Trademark Battles Rage Over Everlon

The Everlon Diamond Knot made noise—as well as sales—after it was introduced by De Beers last summer. But it’s also providing a nice income for copyright and trademark lawyers.

Everlon is different from past De Beers–advertised products, because it’s meant to be a proprietary product sold exclusively by De Beers’ retailer and manufacturer partners. And from the beginning, De Beers has indicated it would zealously protect Everlon’s intellectual property rights.

“There have been a number of companies who have been brought to our attention as potential infringers of our Everlon IP, and we are dealing with them on a case by case basis to protect our sightholders and their retailers,” says spokeswoman Lynette Gould. “De Beers has filed for various U.S. copyright registrations in the Everlon collection and has applied for U.S. design patents for various pieces of the Everlon collection. Several of the design patents have been allowed and registered and the others will issue in the near future.”

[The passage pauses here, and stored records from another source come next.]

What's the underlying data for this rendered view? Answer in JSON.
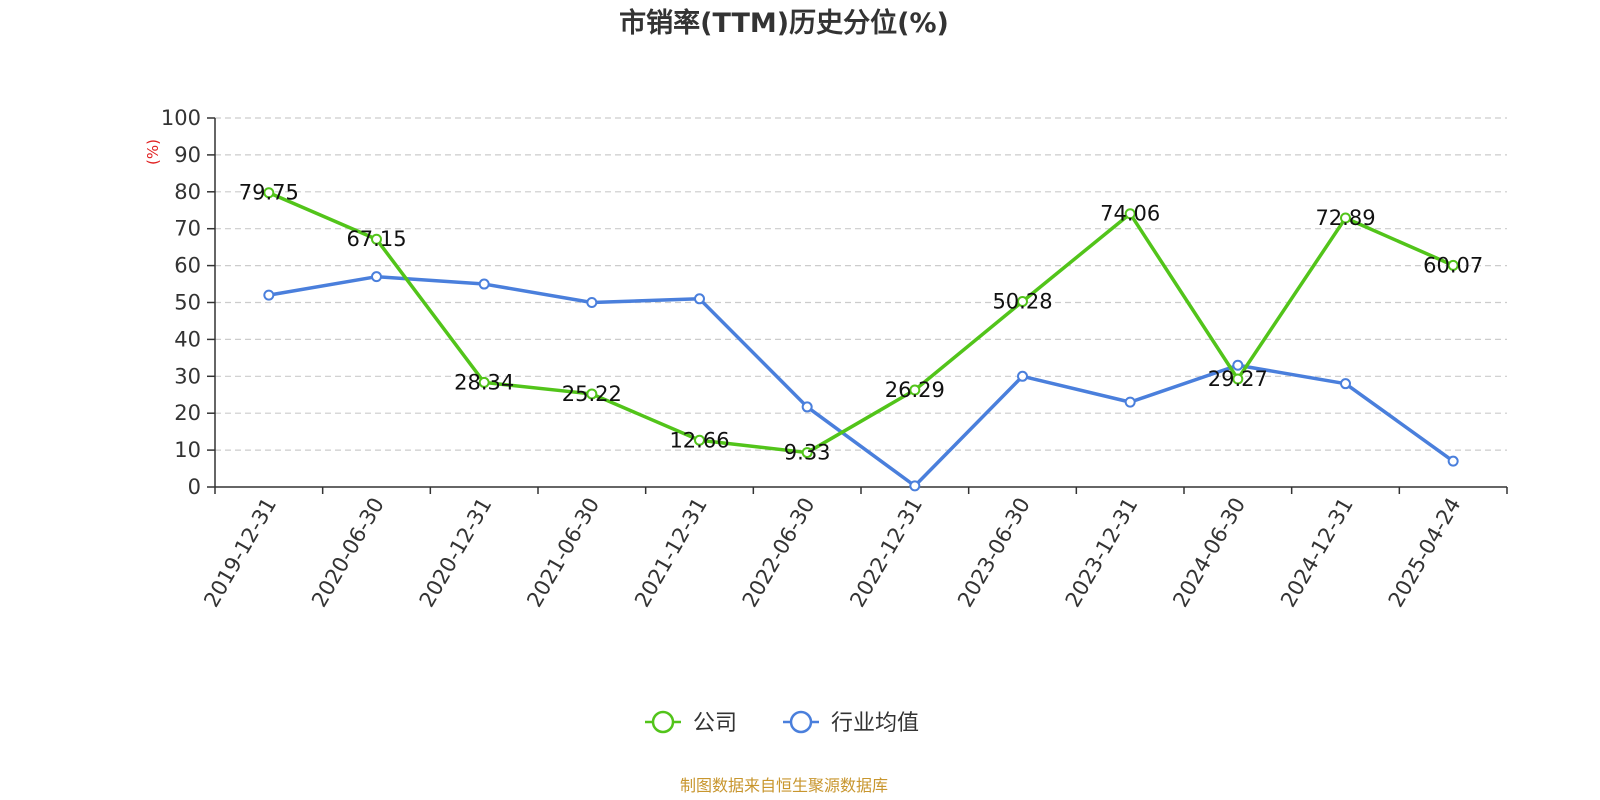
{
  "chart_data": {
    "type": "line",
    "title": "市销率(TTM)历史分位(%)",
    "ylabel": "(%)",
    "xlabel": "",
    "ylim": [
      0,
      100
    ],
    "yticks": [
      0,
      10,
      20,
      30,
      40,
      50,
      60,
      70,
      80,
      90,
      100
    ],
    "categories": [
      "2019-12-31",
      "2020-06-30",
      "2020-12-31",
      "2021-06-30",
      "2021-12-31",
      "2022-06-30",
      "2022-12-31",
      "2023-06-30",
      "2023-12-31",
      "2024-06-30",
      "2024-12-31",
      "2025-04-24"
    ],
    "series": [
      {
        "name": "公司",
        "color": "#52c41a",
        "show_labels": true,
        "values": [
          79.75,
          67.15,
          28.34,
          25.22,
          12.66,
          9.33,
          26.29,
          50.28,
          74.06,
          29.27,
          72.89,
          60.07
        ]
      },
      {
        "name": "行业均值",
        "color": "#4a7fdc",
        "show_labels": false,
        "values": [
          52.0,
          57.0,
          55.0,
          50.0,
          51.0,
          21.7,
          0.3,
          30.0,
          23.0,
          33.0,
          28.0,
          7.0
        ]
      }
    ],
    "grid": true,
    "legend_position": "bottom-center",
    "ylabel_color": "#e02020"
  },
  "source_text": "制图数据来自恒生聚源数据库",
  "source_color": "#c8962e"
}
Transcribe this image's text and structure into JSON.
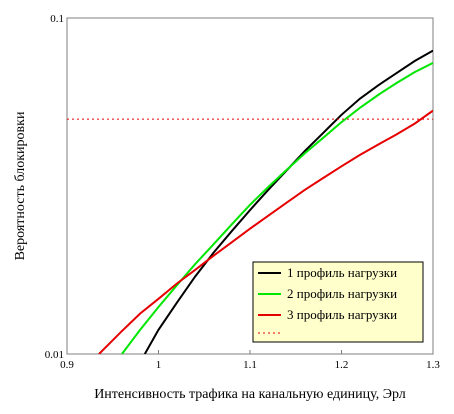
{
  "chart_data": {
    "type": "line",
    "title": "",
    "xlabel": "Интенсивность трафика на канальную единицу, Эрл",
    "ylabel": "Вероятность блокировки",
    "xlim": [
      0.9,
      1.3
    ],
    "ylim": [
      0.01,
      0.1
    ],
    "yscale": "log",
    "grid": false,
    "legend_position": "bottom-right",
    "x_ticks": [
      "0.9",
      "1",
      "1.1",
      "1.2",
      "1.3"
    ],
    "y_ticks": [
      "0.01",
      "0.1"
    ],
    "series": [
      {
        "name": "1 профиль нагрузки",
        "color": "#000000",
        "style": "solid",
        "points": [
          [
            0.985,
            0.01
          ],
          [
            1.0,
            0.0118
          ],
          [
            1.02,
            0.0142
          ],
          [
            1.04,
            0.017
          ],
          [
            1.06,
            0.02
          ],
          [
            1.08,
            0.0232
          ],
          [
            1.1,
            0.0268
          ],
          [
            1.12,
            0.0308
          ],
          [
            1.14,
            0.0352
          ],
          [
            1.16,
            0.0402
          ],
          [
            1.18,
            0.0455
          ],
          [
            1.2,
            0.0515
          ],
          [
            1.22,
            0.0575
          ],
          [
            1.24,
            0.063
          ],
          [
            1.26,
            0.0685
          ],
          [
            1.28,
            0.0745
          ],
          [
            1.3,
            0.08
          ]
        ]
      },
      {
        "name": "2 профиль нагрузки",
        "color": "#00e600",
        "style": "solid",
        "points": [
          [
            0.96,
            0.01
          ],
          [
            0.98,
            0.0118
          ],
          [
            1.0,
            0.0138
          ],
          [
            1.02,
            0.016
          ],
          [
            1.04,
            0.0185
          ],
          [
            1.06,
            0.0212
          ],
          [
            1.08,
            0.0243
          ],
          [
            1.1,
            0.0278
          ],
          [
            1.12,
            0.0314
          ],
          [
            1.14,
            0.0353
          ],
          [
            1.16,
            0.0396
          ],
          [
            1.18,
            0.044
          ],
          [
            1.2,
            0.049
          ],
          [
            1.22,
            0.054
          ],
          [
            1.24,
            0.059
          ],
          [
            1.26,
            0.064
          ],
          [
            1.28,
            0.069
          ],
          [
            1.3,
            0.0735
          ]
        ]
      },
      {
        "name": "3 профиль нагрузки",
        "color": "#e60000",
        "style": "solid",
        "points": [
          [
            0.935,
            0.01
          ],
          [
            0.96,
            0.0117
          ],
          [
            0.98,
            0.0132
          ],
          [
            1.0,
            0.0146
          ],
          [
            1.02,
            0.0162
          ],
          [
            1.04,
            0.0178
          ],
          [
            1.06,
            0.0196
          ],
          [
            1.08,
            0.0215
          ],
          [
            1.1,
            0.0236
          ],
          [
            1.12,
            0.0258
          ],
          [
            1.14,
            0.0282
          ],
          [
            1.16,
            0.0308
          ],
          [
            1.18,
            0.0334
          ],
          [
            1.2,
            0.0362
          ],
          [
            1.22,
            0.0391
          ],
          [
            1.24,
            0.042
          ],
          [
            1.26,
            0.045
          ],
          [
            1.28,
            0.0485
          ],
          [
            1.3,
            0.053
          ]
        ]
      },
      {
        "name": "",
        "color": "#e60000",
        "style": "dotted",
        "points": [
          [
            0.9,
            0.05
          ],
          [
            1.3,
            0.05
          ]
        ]
      }
    ]
  }
}
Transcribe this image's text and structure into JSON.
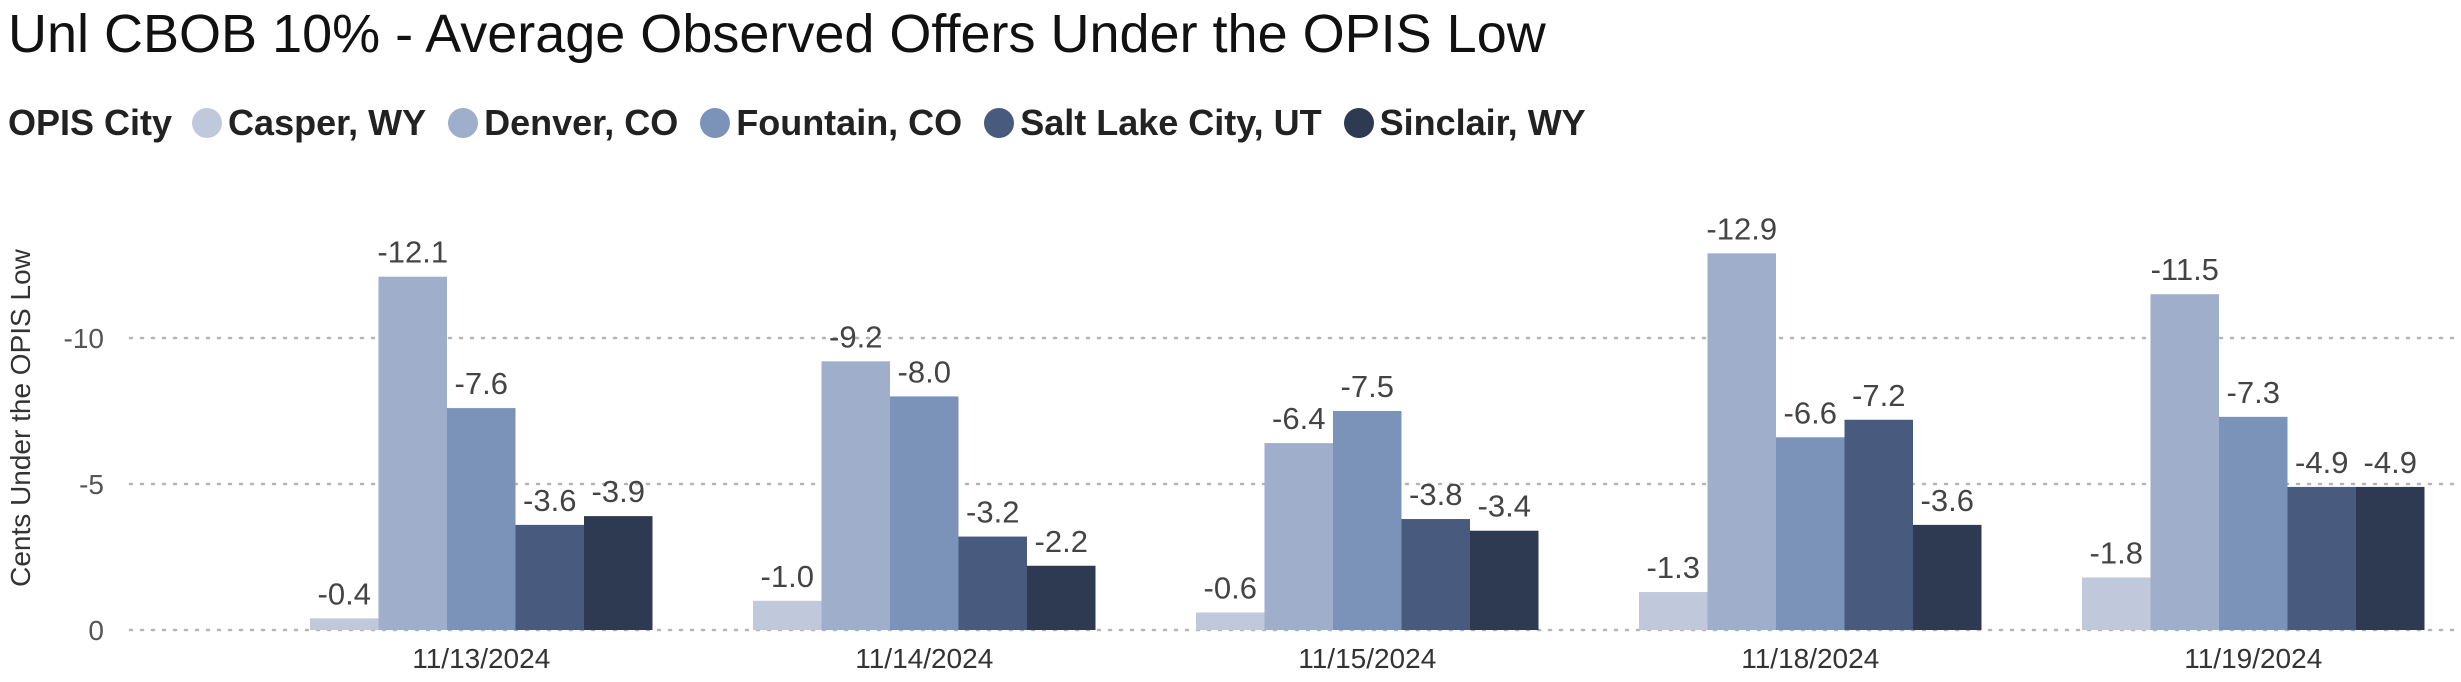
{
  "chart_data": {
    "type": "bar",
    "title": "Unl CBOB 10% - Average Observed Offers Under the OPIS Low",
    "legend_title": "OPIS City",
    "legend_position": "top-left",
    "ylabel": "Cents Under the OPIS Low",
    "xlabel": "",
    "ylim": [
      0,
      -14
    ],
    "yticks": [
      0,
      -5,
      -10
    ],
    "ytick_labels": [
      "0",
      "-5",
      "-10"
    ],
    "grid": true,
    "categories": [
      "11/13/2024",
      "11/14/2024",
      "11/15/2024",
      "11/18/2024",
      "11/19/2024"
    ],
    "series": [
      {
        "name": "Casper, WY",
        "color": "#c0c9dc",
        "values": [
          -0.4,
          -1.0,
          -0.6,
          -1.3,
          -1.8
        ],
        "labels": [
          "-0.4",
          "-1.0",
          "-0.6",
          "-1.3",
          "-1.8"
        ]
      },
      {
        "name": "Denver, CO",
        "color": "#9eaecb",
        "values": [
          -12.1,
          -9.2,
          -6.4,
          -12.9,
          -11.5
        ],
        "labels": [
          "-12.1",
          "-9.2",
          "-6.4",
          "-12.9",
          "-11.5"
        ]
      },
      {
        "name": "Fountain, CO",
        "color": "#7b93b8",
        "values": [
          -7.6,
          -8.0,
          -7.5,
          -6.6,
          -7.3
        ],
        "labels": [
          "-7.6",
          "-8.0",
          "-7.5",
          "-6.6",
          "-7.3"
        ]
      },
      {
        "name": "Salt Lake City, UT",
        "color": "#485a7e",
        "values": [
          -3.6,
          -3.2,
          -3.8,
          -7.2,
          -4.9
        ],
        "labels": [
          "-3.6",
          "-3.2",
          "-3.8",
          "-7.2",
          "-4.9"
        ]
      },
      {
        "name": "Sinclair, WY",
        "color": "#2e3a52",
        "values": [
          -3.9,
          -2.2,
          -3.4,
          -3.6,
          -4.9
        ],
        "labels": [
          "-3.9",
          "-2.2",
          "-3.4",
          "-3.6",
          "-4.9"
        ]
      }
    ]
  }
}
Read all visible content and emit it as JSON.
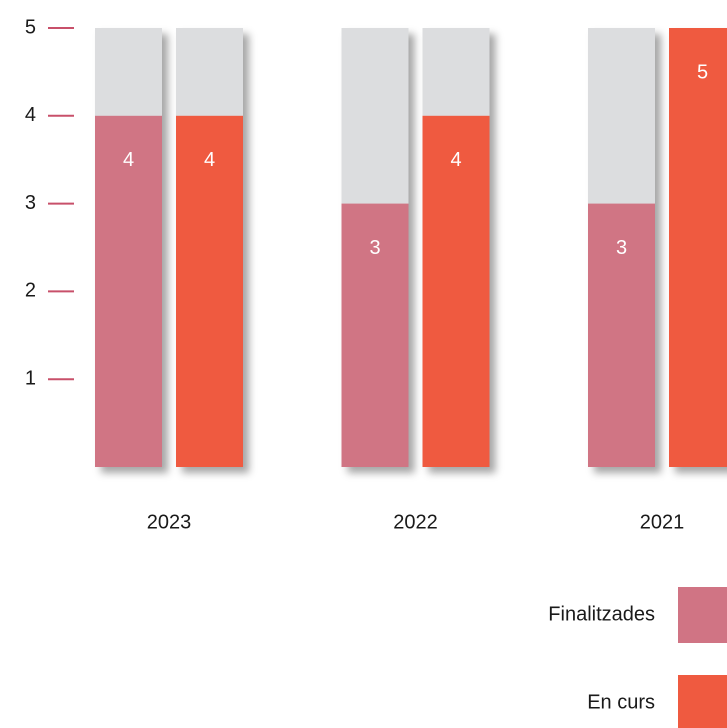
{
  "chart_data": {
    "type": "bar",
    "categories": [
      "2023",
      "2022",
      "2021"
    ],
    "series": [
      {
        "name": "Finalitzades",
        "color": "#d07484",
        "values": [
          4,
          3,
          3
        ]
      },
      {
        "name": "En curs",
        "color": "#ef5a40",
        "values": [
          4,
          4,
          5
        ]
      }
    ],
    "ylim": [
      0,
      5
    ],
    "yticks": [
      1,
      2,
      3,
      4,
      5
    ],
    "track_color": "#dcdddf",
    "tick_color": "#c8506a"
  }
}
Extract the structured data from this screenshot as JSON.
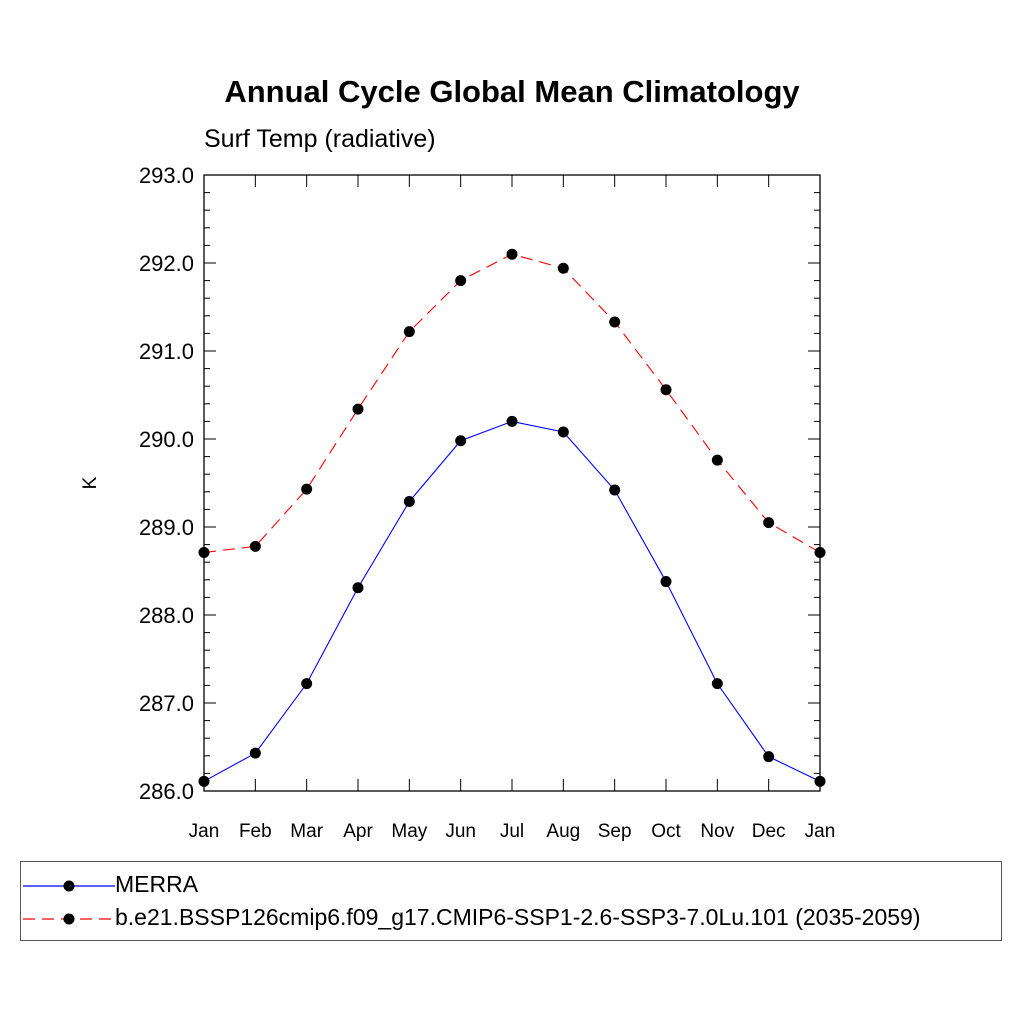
{
  "title": "Annual Cycle Global Mean Climatology",
  "subtitle": "Surf Temp (radiative)",
  "chart_data": {
    "type": "line",
    "title": "Annual Cycle Global Mean Climatology",
    "subtitle": "Surf Temp (radiative)",
    "xlabel": "",
    "ylabel": "K",
    "categories": [
      "Jan",
      "Feb",
      "Mar",
      "Apr",
      "May",
      "Jun",
      "Jul",
      "Aug",
      "Sep",
      "Oct",
      "Nov",
      "Dec",
      "Jan"
    ],
    "ylim": [
      286.0,
      293.0
    ],
    "yticks": [
      "286.0",
      "287.0",
      "288.0",
      "289.0",
      "290.0",
      "291.0",
      "292.0",
      "293.0"
    ],
    "grid": false,
    "legend_position": "bottom",
    "series": [
      {
        "name": "MERRA",
        "color": "#0000ff",
        "line_style": "solid",
        "marker": "filled-circle",
        "values": [
          286.11,
          286.43,
          287.22,
          288.31,
          289.29,
          289.98,
          290.2,
          290.08,
          289.42,
          288.38,
          287.22,
          286.39,
          286.11
        ]
      },
      {
        "name": "b.e21.BSSP126cmip6.f09_g17.CMIP6-SSP1-2.6-SSP3-7.0Lu.101 (2035-2059)",
        "color": "#ff0000",
        "line_style": "dashed",
        "marker": "filled-circle",
        "values": [
          288.71,
          288.78,
          289.43,
          290.34,
          291.22,
          291.8,
          292.1,
          291.94,
          291.33,
          290.56,
          289.76,
          289.05,
          288.71
        ]
      }
    ]
  }
}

Industry trademark attorney Peter Berger said several of his clients already have received letters about Everlon. Yet, like others, he argues that De Beers is not the first company to use designs inspired by the Hercules knot. “A lot of people claim the ring design has been around a long time,” he says.

In fact, De Beers is not only threatening to file lawsuits over Everlon but also has found itself on the wrong end of one. In December, Orogem, Burbank, Calif., launched a lawsuit claiming Everlon infringes on its copyrighted Larkhead Pendant designs. Also named in the suit were four companies manufacturing Everlon—Rosy Blue, Stuckey Diamonds, Universal Pacific Diamonds and Jewelry, and JB-DM Jewelry—as well as retailers J.C. Penney, Macy’s, Zale Corp., Wal-Mart, Helzberg Diamonds, Ben Bridge Jewelers, Samuels Jewelers, and Fred Meyer Jewelers.

De Beers had not responded to the suit at press time. Orogem declined comment.

All this may make it more difficult for De Beers to clamp down on manufacturers with similar designs. “As far as I know, De Beers has started no lawsuits,” says Berger. “And until there is successful legal action, some companies will probably continue to sell it.”